Protocol of the Session on May 7, 2003

(Christa Goetsch GAL)

Viele Fragen sind nicht geklärt, Frau Goetsch hat diese angesprochen. Hamburgs Schulen erwarten Antworten auf die vielen Fragen. Die Realität ist jedoch eine andere. Die politisch Verantwortlichen, die Vertreterinnen und Vertreter der Regierungskoalition und der Senat, kneifen auf den Veranstaltungen. Sie beantworten Briefe nicht, Sie rufen nicht zurück, wenn gefragt wird. Ich frage mich, wie viel Sie eigentlich selbst von einem Modell halten, für das Sie nicht den Mumm haben, es in der Öffentlichkeit an Hamburgs Schulen zu vertreten.

(Beifall bei der SPD und der GAL)

Ich möchte aber vor dem Hintergrund der aktuellen Proteste dieser beiden Tage eine Bemerkung machen. Einige Lehrerinnen und Lehrer sind in den letzten Tagen nicht zur Schule gegangen, haben sich krankgemeldet und der Unterricht ist ausgefallen.
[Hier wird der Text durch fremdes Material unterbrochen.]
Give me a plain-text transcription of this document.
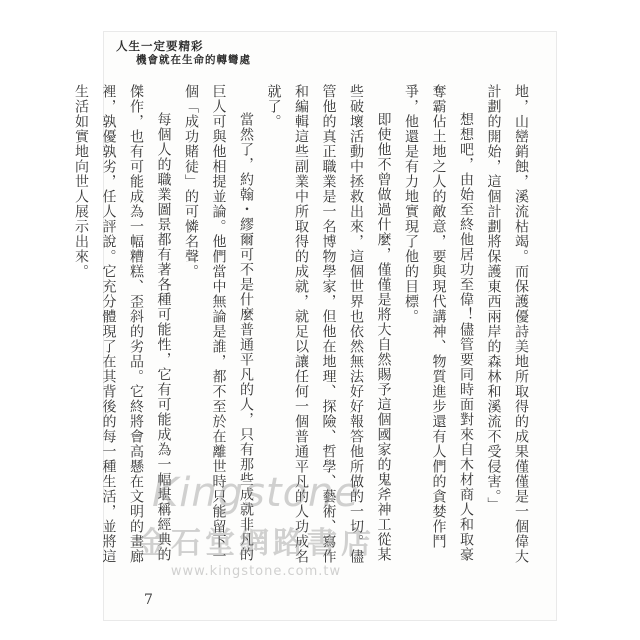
人生一定要精彩
機會就在生命的轉彎處

地，山巒銷蝕，溪流枯竭。而保護優詩美地所取得的成果僅僅是一個偉大計劃的開始，這個計劃將保護東西兩岸的森林和溪流不受侵害。」

想想吧，由始至終他居功至偉！儘管要同時面對來自木材商人和取豪奪霸佔土地之人的敵意，要與現代講神、物質進步還有人們的貪婪作鬥爭，他還是有力地實現了他的目標。

即使他不曾做過什麼，僅僅是將大自然賜予這個國家的鬼斧神工從某些破壞活動中拯救出來，這個世界也依然無法好好報答他所做的一切。儘管他的真正職業是一名博物學家，但他在地理、探險、哲學、藝術、寫作和編輯這些副業中所取得的成就，就足以讓任何一個普通平凡的人功成名就了。

當然了，約翰・繆爾可不是什麼普通平凡的人，只有那些成就非凡的巨人可與他相提並論。他們當中無論是誰，都不至於在離世時只能留下一個「成功賭徒」的可憐名聲。

每個人的職業圖景都有著各種可能性，它有可能成為一幅堪稱經典的傑作，也有可能成為一幅糟糕、歪斜的劣品。它終將會高懸在文明的畫廊裡，孰優孰劣，任人評說。它充分體現了在其背後的每一種生活，並將這生活如實地向世人展示出來。

7
Kingstone
金石堂網路書店
www.kingstone.com.tw
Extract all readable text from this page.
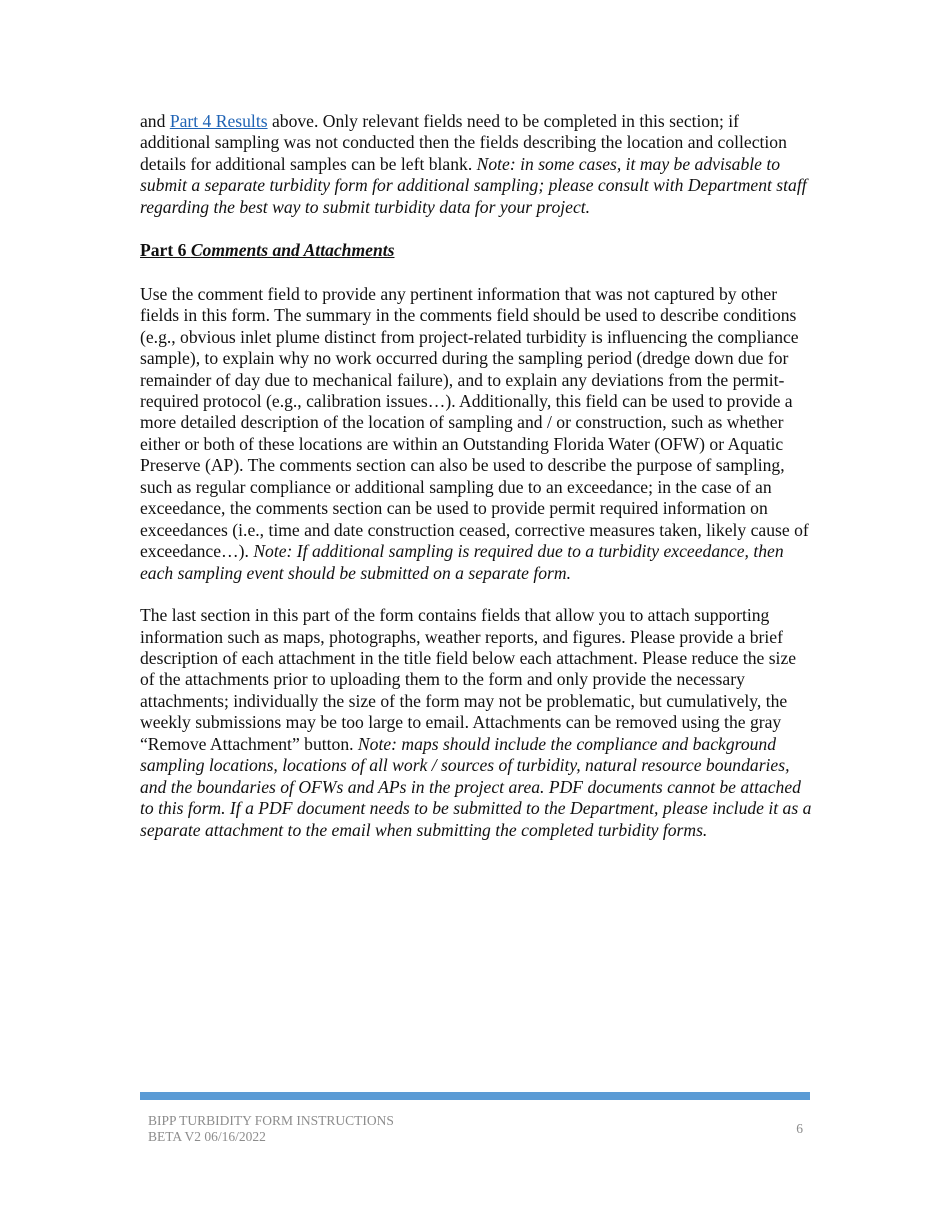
and Part 4 Results above. Only relevant fields need to be completed in this section; if additional sampling was not conducted then the fields describing the location and collection details for additional samples can be left blank. Note: in some cases, it may be advisable to submit a separate turbidity form for additional sampling; please consult with Department staff regarding the best way to submit turbidity data for your project.

Part 6 Comments and Attachments

Use the comment field to provide any pertinent information that was not captured by other fields in this form. The summary in the comments field should be used to describe conditions (e.g., obvious inlet plume distinct from project-related turbidity is influencing the compliance sample), to explain why no work occurred during the sampling period (dredge down due for remainder of day due to mechanical failure), and to explain any deviations from the permit-required protocol (e.g., calibration issues…). Additionally, this field can be used to provide a more detailed description of the location of sampling and / or construction, such as whether either or both of these locations are within an Outstanding Florida Water (OFW) or Aquatic Preserve (AP). The comments section can also be used to describe the purpose of sampling, such as regular compliance or additional sampling due to an exceedance; in the case of an exceedance, the comments section can be used to provide permit required information on exceedances (i.e., time and date construction ceased, corrective measures taken, likely cause of exceedance…). Note: If additional sampling is required due to a turbidity exceedance, then each sampling event should be submitted on a separate form.

The last section in this part of the form contains fields that allow you to attach supporting information such as maps, photographs, weather reports, and figures. Please provide a brief description of each attachment in the title field below each attachment. Please reduce the size of the attachments prior to uploading them to the form and only provide the necessary attachments; individually the size of the form may not be problematic, but cumulatively, the weekly submissions may be too large to email. Attachments can be removed using the gray “Remove Attachment” button. Note: maps should include the compliance and background sampling locations, locations of all work / sources of turbidity, natural resource boundaries, and the boundaries of OFWs and APs in the project area. PDF documents cannot be attached to this form. If a PDF document needs to be submitted to the Department, please include it as a separate attachment to the email when submitting the completed turbidity forms.

BIPP TURBIDITY FORM INSTRUCTIONS
BETA V2 06/16/2022
6
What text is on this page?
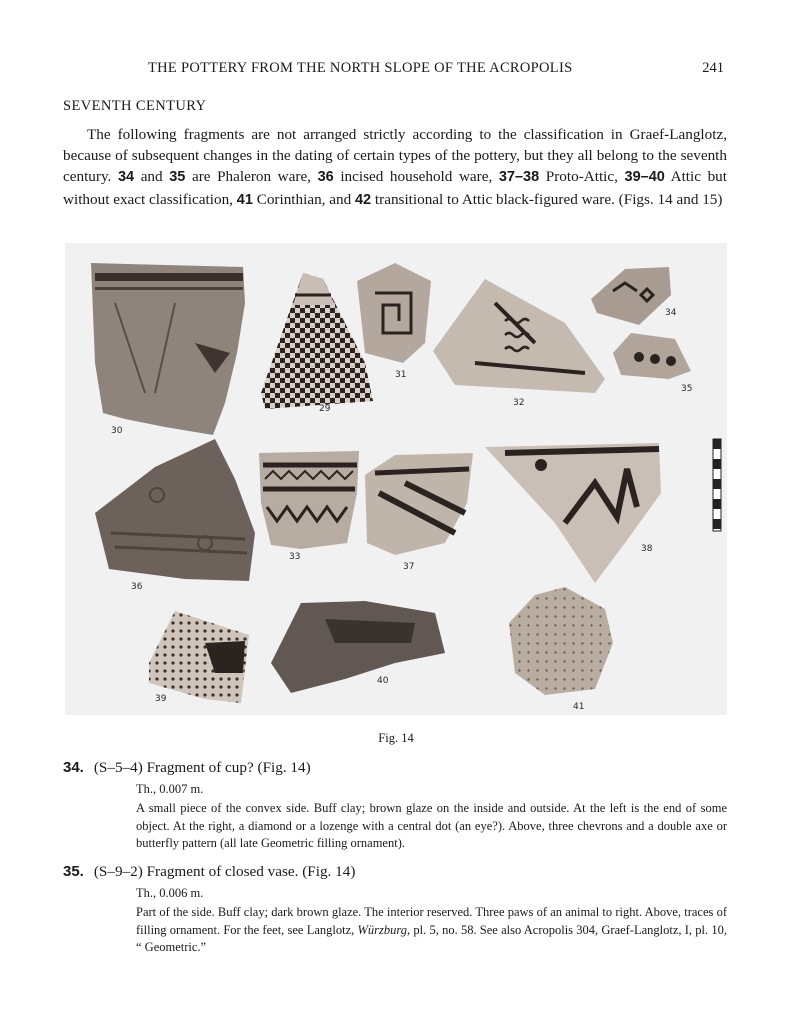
THE POTTERY FROM THE NORTH SLOPE OF THE ACROPOLIS	241
SEVENTH CENTURY

The following fragments are not arranged strictly according to the classification in Graef-Langlotz, because of subsequent changes in the dating of certain types of the pottery, but they all belong to the seventh century. 34 and 35 are Phaleron ware, 36 incised household ware, 37–38 Proto-Attic, 39–40 Attic but without exact classification, 41 Corinthian, and 42 transitional to Attic black-figured ware. (Figs. 14 and 15)

30
29
31
32
34
35
33
37
38
36
39
40
41
Fig. 14
34. (S–5–4) Fragment of cup? (Fig. 14)
Th., 0.007 m.
A small piece of the convex side. Buff clay; brown glaze on the inside and outside. At the left is the end of some object. At the right, a diamond or a lozenge with a central dot (an eye?). Above, three chevrons and a double axe or butterfly pattern (all late Geometric filling ornament).
35. (S–9–2) Fragment of closed vase. (Fig. 14)
Th., 0.006 m.
Part of the side. Buff clay; dark brown glaze. The interior reserved. Three paws of an animal to right. Above, traces of filling ornament. For the feet, see Langlotz, Würzburg, pl. 5, no. 58. See also Acropolis 304, Graef-Langlotz, I, pl. 10, “ Geometric.”
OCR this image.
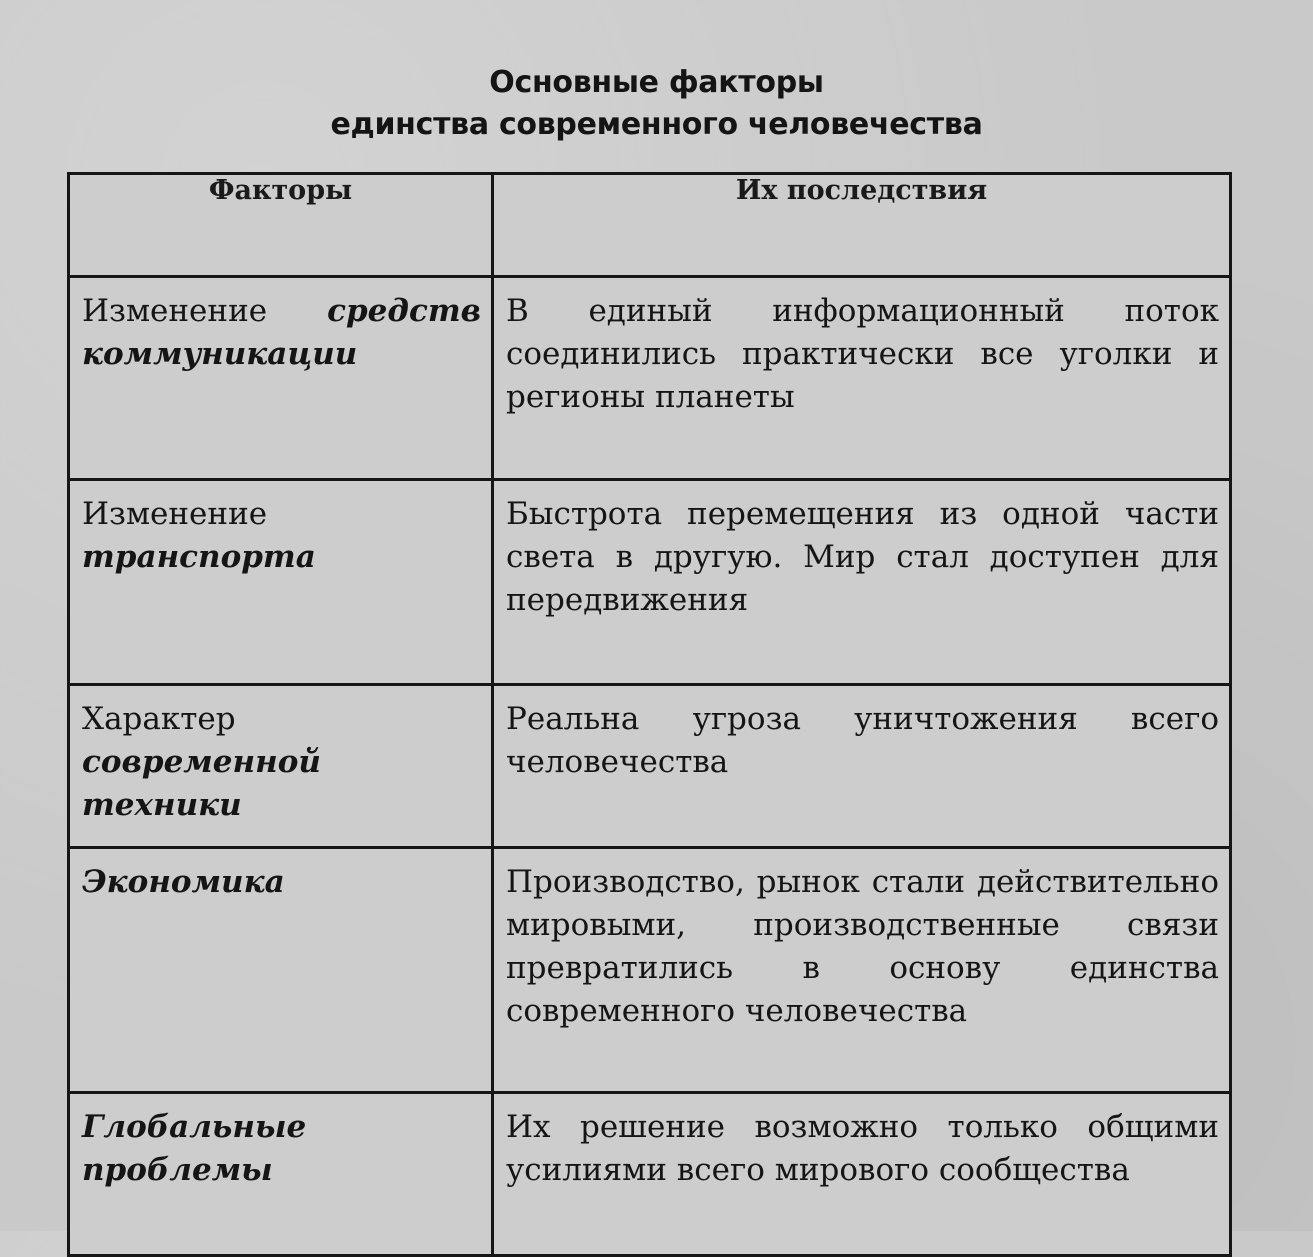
Основные факторы
единства современного человечества
Факторы	Их последствия
Изменение средств коммуникации	В единый информационный поток соединились практически все уголки и регионы планеты
Изменение транспорта	Быстрота перемещения из одной части света в другую. Мир стал доступен для передвижения
Характер современной техники	Реальна угроза уничтожения всего человечества
Экономика	Производство, рынок стали действительно мировыми, производственные связи превратились в основу единства современного человечества
Глобальные проблемы	Их решение возможно только общими усилиями всего мирового сообщества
(Richard Braak Partei Rechtsstaatlicher Offensive: Riesensauerei! – Ilona Kasdepke Partei Rechts- staatlicher Offensive: Frechheit der Beamten!)

Ich möchte ganz deutlich erklären, dass ich dieses eine absolute Ungeheuerlichkeit finde, für die es keine Rechtfertigung gibt.

(Beifall bei allen Fraktionen)

Für das Krankfeiern von Staatsbeamten gibt es kein Verständnis und ich glaube, dass diese Aktion den Lehrerinnen und Lehrern Hamburgs sehr großen Schaden zugefügt hat und dass diese Aktion noch lange nachwirken wird, was wir sehr bedauern.

(Beifall bei allen Fraktionen)

Ich hoffe aber – ich hoffe das auch für die Debatte –, dass diese Aktion leider nicht weniger, aber doch einiger in den Schulen Sie nicht dazu verleitet, den Protest an den Schulen insgesamt nicht ernst zu nehmen.

Einen wichtigen Punkt, den die GAL angesprochen hat, möchte ich auch unterstützen. Sie umgehen hier ausdrücklich das Parlament. Es sind in der Vergangenheit reihenweise Beschlüsse gefasst worden, um bestimmte Bereiche der Schulen mit mehr Stellen auszustatten. Sie umgehen das Parlament hier, um die massiven Stelleneinsparungen, die Sie schon durchgeführt haben und noch weiter planen, zu verschleiern. Das ist auch ein großer Skandal, den wir spätestens zu den Haushaltsberatungen wieder aufnehmen werden.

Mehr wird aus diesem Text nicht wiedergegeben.